We're using a proprietary application based on SQL Server 2005, which has many HEAP based tables (that is, no Clustered index). Over the years, these tables have grown badly fragmented (e.g. 99% fragmentation). I need to defragment them.

Now, in SQL Server 2005, there's no way to do that directly. I can either:

  1. Create a Clustered index on a prexisting field, and keep it
  2. Create that index, rebuild the table, and then drop it
  3. Add my own field (eg autoincrement key)

Now, this is a large app, written by a vendor – a giant black box. I'm not eager to mess around with their stuff. I don't know a lot about how the tables are used. What's the least impact way to do this?

And, as a follow up: There are many of these HEAP based tables, over a dozen databases used by the application. Is there a way to automate choice #2 or #3? Or, how should I pick which tables to modify?


UPDATE:
To answer the questions posed by the (very helpful) responses:

  • Performance has been unacceptable. The vendor told my client that they this is because the tables are extremely fragmented, and it's the client's responsibility to defragment them regularly
  • We have two instances of the application: a test one and a production one
  • I first defragmented all of the Clustered tables, which greatly improve performance
  • The vendor's support team has been very unhelpful. They've told us it's our responsibility to defragment the tables. When I've asked them how they recommend defragmenting HEAP based tables – should I add a Clustered Index? – they've only responded "That's a Microsoft question".

In short, the customer support team has made it clear: You must defrag the tables, how you do it is your business.

As for future versions: Yes, new versions are being developed, and they will eventually migrate to SQL Server 2012. But they need performance solutions today.

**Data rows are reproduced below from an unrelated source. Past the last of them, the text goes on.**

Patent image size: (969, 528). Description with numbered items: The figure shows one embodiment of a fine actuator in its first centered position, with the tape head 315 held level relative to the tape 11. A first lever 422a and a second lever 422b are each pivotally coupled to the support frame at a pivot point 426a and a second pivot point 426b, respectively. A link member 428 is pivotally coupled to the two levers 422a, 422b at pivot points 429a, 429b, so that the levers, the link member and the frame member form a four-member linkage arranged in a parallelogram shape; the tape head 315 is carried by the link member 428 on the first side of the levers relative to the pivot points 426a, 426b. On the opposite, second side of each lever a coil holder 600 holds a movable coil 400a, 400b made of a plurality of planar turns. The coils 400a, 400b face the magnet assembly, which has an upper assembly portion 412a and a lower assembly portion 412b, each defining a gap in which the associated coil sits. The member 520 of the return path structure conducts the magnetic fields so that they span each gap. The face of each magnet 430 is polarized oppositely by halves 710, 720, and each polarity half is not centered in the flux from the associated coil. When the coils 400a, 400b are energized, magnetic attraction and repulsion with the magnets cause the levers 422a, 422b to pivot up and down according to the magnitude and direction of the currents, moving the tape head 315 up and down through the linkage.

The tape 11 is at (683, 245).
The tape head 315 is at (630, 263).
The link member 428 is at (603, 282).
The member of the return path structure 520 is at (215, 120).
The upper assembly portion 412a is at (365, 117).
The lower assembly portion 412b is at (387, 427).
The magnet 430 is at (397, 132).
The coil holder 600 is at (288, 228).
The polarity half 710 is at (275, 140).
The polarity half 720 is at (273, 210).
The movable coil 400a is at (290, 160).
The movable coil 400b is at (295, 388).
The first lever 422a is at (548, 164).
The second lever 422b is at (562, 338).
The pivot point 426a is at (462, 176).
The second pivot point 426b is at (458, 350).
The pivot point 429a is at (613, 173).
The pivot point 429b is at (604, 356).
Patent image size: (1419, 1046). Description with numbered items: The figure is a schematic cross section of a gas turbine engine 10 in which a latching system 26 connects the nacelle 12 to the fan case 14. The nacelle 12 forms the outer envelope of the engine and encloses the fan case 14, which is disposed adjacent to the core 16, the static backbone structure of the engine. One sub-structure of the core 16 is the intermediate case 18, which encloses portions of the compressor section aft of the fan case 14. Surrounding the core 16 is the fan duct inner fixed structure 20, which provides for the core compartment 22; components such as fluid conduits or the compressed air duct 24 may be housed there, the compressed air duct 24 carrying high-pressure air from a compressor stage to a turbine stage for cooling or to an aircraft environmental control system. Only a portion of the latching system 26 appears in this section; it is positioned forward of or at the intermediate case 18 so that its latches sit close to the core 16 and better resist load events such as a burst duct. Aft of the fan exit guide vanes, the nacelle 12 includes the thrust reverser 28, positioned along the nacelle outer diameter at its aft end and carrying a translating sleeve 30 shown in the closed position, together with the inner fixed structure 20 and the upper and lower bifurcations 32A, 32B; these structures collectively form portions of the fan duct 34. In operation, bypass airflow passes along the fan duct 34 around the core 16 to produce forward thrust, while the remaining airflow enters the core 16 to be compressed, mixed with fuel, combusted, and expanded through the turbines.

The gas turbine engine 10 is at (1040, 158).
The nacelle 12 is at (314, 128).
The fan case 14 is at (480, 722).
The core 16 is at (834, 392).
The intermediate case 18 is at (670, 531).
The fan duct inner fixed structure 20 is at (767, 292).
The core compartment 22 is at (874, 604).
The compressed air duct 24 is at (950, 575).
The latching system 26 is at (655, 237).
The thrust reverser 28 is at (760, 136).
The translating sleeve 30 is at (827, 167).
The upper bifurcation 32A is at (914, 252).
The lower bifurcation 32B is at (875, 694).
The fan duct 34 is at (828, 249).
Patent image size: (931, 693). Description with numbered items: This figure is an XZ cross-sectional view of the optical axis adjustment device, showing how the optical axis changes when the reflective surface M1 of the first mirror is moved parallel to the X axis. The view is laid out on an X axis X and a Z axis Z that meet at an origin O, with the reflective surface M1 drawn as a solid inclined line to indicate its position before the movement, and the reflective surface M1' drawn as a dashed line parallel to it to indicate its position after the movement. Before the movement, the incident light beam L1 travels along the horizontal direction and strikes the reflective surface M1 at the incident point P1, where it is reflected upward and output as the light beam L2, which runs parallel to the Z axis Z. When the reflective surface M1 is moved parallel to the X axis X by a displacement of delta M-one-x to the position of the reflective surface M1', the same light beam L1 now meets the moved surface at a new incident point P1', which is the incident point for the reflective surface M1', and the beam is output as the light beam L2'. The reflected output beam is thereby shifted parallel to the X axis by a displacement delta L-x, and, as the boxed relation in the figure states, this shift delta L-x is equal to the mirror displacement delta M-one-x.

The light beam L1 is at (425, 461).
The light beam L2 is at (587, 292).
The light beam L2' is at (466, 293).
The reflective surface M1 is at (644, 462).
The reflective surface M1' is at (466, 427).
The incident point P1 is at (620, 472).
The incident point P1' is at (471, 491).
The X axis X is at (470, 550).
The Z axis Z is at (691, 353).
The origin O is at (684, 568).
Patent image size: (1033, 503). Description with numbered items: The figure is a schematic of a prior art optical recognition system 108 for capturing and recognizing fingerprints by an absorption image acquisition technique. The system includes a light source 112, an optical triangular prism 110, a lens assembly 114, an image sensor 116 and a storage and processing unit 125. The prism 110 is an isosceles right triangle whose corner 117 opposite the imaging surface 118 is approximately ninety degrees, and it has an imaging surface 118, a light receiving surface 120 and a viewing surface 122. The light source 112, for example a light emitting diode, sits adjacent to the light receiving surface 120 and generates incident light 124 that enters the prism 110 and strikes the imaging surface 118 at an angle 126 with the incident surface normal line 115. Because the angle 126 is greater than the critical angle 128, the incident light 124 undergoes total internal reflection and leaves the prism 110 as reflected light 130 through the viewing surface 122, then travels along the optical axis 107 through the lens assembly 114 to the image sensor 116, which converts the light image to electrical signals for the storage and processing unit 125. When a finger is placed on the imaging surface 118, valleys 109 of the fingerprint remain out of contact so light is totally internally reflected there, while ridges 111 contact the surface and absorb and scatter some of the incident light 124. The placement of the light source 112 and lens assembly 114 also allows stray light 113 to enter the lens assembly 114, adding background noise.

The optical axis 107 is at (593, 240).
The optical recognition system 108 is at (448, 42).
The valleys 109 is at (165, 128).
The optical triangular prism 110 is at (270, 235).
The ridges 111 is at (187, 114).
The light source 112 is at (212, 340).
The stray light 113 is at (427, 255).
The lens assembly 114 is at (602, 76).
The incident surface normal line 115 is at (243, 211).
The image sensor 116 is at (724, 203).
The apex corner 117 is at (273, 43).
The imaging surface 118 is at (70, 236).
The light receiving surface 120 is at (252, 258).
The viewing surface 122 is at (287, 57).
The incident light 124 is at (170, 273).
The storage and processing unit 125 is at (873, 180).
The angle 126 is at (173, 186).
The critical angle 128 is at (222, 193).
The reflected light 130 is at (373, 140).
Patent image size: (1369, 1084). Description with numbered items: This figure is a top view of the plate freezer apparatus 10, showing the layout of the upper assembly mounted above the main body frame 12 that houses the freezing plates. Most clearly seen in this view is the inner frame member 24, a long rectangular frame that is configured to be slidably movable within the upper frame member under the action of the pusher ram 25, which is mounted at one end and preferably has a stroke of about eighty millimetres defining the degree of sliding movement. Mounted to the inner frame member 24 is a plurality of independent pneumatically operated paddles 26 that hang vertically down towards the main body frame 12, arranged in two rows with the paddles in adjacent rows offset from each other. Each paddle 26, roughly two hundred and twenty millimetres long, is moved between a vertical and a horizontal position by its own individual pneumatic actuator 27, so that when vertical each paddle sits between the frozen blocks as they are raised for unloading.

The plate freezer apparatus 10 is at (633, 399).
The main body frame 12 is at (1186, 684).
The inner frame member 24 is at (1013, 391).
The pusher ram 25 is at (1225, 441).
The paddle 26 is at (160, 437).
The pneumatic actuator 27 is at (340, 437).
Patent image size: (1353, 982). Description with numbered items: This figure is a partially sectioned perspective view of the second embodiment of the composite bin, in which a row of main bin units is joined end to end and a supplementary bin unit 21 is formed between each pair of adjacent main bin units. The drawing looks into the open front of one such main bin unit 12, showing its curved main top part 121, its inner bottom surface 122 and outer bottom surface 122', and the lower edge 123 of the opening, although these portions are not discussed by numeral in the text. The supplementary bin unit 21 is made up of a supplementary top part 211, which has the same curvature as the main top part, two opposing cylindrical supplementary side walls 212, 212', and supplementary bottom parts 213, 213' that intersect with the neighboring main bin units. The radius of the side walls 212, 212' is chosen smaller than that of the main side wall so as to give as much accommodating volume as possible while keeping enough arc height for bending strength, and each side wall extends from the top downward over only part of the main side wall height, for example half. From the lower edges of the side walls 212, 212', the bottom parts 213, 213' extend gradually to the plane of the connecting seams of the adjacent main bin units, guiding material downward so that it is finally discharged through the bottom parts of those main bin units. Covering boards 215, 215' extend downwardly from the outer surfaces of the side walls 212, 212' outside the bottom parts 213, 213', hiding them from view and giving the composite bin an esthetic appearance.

Finally, as for the defragmenting taking too long: It doesn't matter. They have giant tables with 99% fragmentation; the application isn't used at night; I can easily spend hours at a time defragging them.

Best Answer

Fragmented heaps matter. The larger the heap, the harder it is to walk the data. Performance suffers.

Creating and dropping the CI will reorder the rows in the table as you are aware. If the vendor offers no solution and it is your responsibility to address the fragmentation, that's exactly what I have done in the past. I wouldn't leave the CI if it were me, I'd drop it. I would avoid adding a column since that does alter the function of the table permanently, and the same argument could be made if you leave the CI in place.

If you do this be sure that you have appropriate storage for creating the CI since it will require storage at least equal to the size of the heap, and also consider when you do it re: your service level requirements.